A atualidade parlamentar francesa acaba de ultrapassar um limite histórico com a adoção da lei sobre a "ajuda para morrer". Por trás das circunvoluções aveludadas da semântica moderna esconde-se um sismo espiritual: a inscrição no nosso direito do gesto de dar a morte como resposta última à aflição. Diante desta escolha de civilização, não podemos permanecer meros espectadores frios. Nutridos pela grande tradição humanista, pela história da nossa Igreja e pelo sopro da Esperança, devemos fazer ouvir a voz da consciência.


Uma máquina que se desliga ou um mistério que se habita?

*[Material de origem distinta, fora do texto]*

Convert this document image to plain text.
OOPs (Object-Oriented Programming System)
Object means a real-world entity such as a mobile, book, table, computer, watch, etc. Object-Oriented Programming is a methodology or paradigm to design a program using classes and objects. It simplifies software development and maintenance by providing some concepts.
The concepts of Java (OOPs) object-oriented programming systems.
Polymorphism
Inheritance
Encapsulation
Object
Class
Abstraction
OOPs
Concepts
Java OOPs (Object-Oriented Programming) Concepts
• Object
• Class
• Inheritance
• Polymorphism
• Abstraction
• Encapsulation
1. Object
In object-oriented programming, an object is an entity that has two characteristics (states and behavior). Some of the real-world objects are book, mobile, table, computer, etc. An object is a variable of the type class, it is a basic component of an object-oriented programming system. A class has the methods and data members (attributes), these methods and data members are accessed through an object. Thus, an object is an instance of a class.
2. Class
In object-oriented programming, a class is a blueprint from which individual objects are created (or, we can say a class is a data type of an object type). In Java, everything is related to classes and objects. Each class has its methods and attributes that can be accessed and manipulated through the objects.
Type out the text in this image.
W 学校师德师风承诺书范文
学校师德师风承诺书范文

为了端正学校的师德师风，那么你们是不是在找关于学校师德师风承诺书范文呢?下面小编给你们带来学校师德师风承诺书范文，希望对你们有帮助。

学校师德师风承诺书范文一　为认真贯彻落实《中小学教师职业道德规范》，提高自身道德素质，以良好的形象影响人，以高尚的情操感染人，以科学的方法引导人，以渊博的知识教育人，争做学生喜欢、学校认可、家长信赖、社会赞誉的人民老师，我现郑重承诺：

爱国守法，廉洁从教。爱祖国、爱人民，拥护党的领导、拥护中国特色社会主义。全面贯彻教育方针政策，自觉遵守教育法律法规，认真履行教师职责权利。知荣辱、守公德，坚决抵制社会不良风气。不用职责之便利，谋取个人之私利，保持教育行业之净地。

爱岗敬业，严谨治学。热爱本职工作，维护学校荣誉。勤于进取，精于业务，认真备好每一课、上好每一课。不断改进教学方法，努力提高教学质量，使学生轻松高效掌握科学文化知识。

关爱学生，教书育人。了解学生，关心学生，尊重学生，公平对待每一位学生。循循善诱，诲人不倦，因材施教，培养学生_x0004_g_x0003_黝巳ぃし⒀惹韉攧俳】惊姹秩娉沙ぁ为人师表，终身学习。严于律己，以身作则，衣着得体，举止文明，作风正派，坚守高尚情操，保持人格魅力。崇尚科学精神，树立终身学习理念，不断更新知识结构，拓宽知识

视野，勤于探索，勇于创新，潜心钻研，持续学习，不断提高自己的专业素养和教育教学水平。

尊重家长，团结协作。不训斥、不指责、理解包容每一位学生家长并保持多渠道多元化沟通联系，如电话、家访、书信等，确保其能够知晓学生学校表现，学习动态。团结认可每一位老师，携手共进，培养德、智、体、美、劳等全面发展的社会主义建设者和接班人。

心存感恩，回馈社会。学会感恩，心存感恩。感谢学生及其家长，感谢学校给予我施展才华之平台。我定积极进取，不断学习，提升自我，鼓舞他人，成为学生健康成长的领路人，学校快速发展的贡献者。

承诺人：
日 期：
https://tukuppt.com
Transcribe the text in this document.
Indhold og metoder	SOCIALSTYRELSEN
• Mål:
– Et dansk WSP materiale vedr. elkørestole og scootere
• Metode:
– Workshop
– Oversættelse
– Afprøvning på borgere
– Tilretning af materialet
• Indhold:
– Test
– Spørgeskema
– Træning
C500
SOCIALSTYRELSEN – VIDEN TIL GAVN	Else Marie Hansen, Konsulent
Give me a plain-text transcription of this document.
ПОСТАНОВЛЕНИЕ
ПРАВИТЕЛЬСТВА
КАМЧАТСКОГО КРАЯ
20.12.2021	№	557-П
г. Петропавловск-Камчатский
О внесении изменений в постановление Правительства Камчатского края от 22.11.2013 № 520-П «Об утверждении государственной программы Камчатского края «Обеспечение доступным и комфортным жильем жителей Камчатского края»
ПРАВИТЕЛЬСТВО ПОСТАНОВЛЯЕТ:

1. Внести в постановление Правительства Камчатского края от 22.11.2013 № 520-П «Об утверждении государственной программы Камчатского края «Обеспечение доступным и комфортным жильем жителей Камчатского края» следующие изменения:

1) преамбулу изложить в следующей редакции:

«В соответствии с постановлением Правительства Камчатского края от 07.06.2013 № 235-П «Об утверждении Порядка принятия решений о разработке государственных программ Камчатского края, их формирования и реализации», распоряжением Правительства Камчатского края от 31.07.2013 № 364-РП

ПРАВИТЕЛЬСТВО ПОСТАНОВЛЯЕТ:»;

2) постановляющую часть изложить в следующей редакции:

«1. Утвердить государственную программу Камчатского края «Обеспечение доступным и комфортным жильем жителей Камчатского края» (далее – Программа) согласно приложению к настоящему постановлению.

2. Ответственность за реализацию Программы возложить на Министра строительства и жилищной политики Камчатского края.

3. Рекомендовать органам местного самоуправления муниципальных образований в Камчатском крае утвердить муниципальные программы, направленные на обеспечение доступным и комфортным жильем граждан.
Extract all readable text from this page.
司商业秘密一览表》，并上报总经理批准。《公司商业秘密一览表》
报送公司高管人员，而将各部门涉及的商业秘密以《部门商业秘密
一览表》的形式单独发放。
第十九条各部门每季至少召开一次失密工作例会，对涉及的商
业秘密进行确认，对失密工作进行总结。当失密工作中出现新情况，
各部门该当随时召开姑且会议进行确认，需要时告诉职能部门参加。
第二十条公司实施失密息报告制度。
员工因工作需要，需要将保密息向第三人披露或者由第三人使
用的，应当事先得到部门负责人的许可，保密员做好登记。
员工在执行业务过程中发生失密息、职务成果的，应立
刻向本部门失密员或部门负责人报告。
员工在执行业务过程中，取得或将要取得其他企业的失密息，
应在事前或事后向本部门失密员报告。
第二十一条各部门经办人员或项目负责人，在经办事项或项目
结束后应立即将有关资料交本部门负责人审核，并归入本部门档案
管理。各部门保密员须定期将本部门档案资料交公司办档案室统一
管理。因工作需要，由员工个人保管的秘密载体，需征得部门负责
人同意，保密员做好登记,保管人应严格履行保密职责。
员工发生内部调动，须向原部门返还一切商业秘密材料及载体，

A nossa época sofre de uma terrível doença da alma: quer reduzir tudo à engenharia e à utilidade. Se uma máquina está com defeito, repara-se; se o sofrimento se torna demasiado pesado, desliga-se da tomada. É o advento daquilo que C.S. Lewis profetizava com uma imensa clarividência em seu ensaio A Abolição do Homem (1943), no capítulo 3 (« A vitória do homem sobre a natureza »):

« O erro funesto consiste em crer que a natureza humana pode ser manipulada segundo o nosso bel-prazer. Se o homem escolhe tratar a si mesmo como uma simples matéria-prima, tal será a matéria-prima em que se tornará. »

Mas o homem não é uma matéria-prima! O fim da vida não é um dossiê técnico que se liquida por uma injeção letal. O filósofo existencialista cristão Gabriel Marcel tocava no coração do problema no seu diário metafísico Ser e Ter (primeira parte, entrada de 22 de outubro de 1932) ao traçar esta fronteira luminosa:

« Um problema é algo que encontro, que acho inteiramente diante de mim, mas que posso delimitar e reduzir. Um mistério, ao contrário, é algo em que eu próprio estou comprometido. »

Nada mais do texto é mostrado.